Hedy Lamar signing autographs
After just one year of business, the canteen welcomed its one millionth guest. The lucky soldier was escorted inside by actress Marlene Dietrich and given a kiss from pin-up girl Betty Grable. In 1944, Warner Bros. was inspired by the club’s popularity to make a movie. Hollywood Canteen starred Joan Leslie and Robert Hutton, and featured cameos from many of the stars who volunteered at the Canteen.
Davis recognised the importance of the work she had done at the Canteen, later saying, “There are few accomplishments in my life that I am sincerely proud of. The Hollywood Canteen is one of them.” Of course, Bettie also enjoyed the company of a brave serviceman or two. For a while, she even began dating a corporal she’d met at the canteen before he was transferred overseas, much to the relief of her studio heads at Warner Brothers.
Marlene Dietrich showing her appreciation to a soldier.
Bette Davis the dinner lady.
Taking a shift at the Hollywood Canteen surrounded by a sea of soldiers was certainly an ego boost for even the most desired of actresses, but Bette Davis kept her feet firmly on the ground. She circulated a memo to Hollywood canteen hostesses, advising them, “Forget the wounds, remember the man. Don’t be over-solicitous, nor too controlled to the point of indifference.
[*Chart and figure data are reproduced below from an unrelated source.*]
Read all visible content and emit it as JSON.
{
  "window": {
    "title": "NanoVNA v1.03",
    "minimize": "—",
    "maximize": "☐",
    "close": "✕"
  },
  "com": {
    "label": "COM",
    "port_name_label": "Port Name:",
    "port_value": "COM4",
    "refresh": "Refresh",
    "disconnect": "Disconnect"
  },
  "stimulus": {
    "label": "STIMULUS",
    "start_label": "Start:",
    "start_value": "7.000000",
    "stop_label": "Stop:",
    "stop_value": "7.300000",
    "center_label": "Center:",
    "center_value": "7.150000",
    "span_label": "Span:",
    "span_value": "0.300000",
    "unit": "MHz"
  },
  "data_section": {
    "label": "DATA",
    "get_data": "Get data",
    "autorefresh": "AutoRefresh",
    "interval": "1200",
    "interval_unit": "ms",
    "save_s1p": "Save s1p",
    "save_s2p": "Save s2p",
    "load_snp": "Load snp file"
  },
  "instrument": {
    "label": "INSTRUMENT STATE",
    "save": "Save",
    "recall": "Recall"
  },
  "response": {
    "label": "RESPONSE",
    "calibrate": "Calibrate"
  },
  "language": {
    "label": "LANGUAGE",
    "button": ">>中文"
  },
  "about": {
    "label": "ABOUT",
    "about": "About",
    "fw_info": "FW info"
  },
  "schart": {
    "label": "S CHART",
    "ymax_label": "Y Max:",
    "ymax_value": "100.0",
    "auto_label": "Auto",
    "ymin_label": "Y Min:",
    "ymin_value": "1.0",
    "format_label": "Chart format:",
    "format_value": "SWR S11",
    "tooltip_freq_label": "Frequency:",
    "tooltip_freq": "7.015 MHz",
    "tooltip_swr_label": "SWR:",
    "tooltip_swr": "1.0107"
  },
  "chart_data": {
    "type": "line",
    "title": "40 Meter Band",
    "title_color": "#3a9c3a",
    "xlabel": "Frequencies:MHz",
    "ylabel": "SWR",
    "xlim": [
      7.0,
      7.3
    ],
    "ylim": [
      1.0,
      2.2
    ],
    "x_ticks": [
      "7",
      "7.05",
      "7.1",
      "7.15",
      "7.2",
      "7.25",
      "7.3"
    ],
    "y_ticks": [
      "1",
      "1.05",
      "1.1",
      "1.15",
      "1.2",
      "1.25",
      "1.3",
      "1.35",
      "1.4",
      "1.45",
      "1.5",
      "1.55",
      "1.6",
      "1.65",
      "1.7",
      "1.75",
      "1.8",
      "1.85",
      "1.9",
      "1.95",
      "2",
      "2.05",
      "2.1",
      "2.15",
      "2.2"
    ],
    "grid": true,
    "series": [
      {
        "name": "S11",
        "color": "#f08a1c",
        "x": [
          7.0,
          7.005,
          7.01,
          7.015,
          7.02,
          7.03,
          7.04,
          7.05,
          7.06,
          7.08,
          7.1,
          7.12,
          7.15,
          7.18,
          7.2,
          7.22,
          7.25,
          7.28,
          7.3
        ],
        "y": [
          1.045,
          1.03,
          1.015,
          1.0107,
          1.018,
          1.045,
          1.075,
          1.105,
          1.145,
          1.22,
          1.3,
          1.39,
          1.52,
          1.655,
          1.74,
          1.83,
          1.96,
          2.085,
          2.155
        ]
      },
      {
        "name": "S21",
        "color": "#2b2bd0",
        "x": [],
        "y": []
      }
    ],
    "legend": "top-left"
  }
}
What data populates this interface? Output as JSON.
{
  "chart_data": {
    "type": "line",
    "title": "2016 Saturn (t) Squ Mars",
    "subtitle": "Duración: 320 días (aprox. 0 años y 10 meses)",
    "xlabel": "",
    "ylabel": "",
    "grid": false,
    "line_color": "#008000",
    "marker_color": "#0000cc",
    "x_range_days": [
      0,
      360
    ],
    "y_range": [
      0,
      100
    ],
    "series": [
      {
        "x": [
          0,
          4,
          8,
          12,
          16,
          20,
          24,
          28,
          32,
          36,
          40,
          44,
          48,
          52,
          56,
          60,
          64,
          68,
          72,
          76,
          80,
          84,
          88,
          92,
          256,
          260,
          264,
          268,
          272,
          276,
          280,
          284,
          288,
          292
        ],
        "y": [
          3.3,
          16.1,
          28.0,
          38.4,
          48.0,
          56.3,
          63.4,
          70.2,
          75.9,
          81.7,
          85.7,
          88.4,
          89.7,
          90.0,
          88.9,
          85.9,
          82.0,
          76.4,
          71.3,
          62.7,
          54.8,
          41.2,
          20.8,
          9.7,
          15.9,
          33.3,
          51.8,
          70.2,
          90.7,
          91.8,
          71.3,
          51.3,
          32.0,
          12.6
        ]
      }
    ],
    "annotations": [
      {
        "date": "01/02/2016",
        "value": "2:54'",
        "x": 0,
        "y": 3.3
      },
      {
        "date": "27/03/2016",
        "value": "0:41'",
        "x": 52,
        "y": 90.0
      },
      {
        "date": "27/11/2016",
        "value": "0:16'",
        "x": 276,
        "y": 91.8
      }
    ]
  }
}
Learn to use the word ‘prosthetics’ instead of ‘artificial limbs.’ Never say, ‘It could have been worse.’ And when he talks about his war experiences, listen, but don’t ask for more details than he wants to give.”
Even when segregation reared its ugly head inside her establishment, she famously took the microphone to defend African-American soldiers. “The blacks got the same bullets as the whites did, and should have the same treatment.” In 1980, Davis was awarded the U.S. Department of Defense’s highest civilian award, the Distinguished Civilian Service Medal, for her efforts. The Hollywood Canteen was short-lived, closing it’s doors in 1945, left to live only in memory and legend.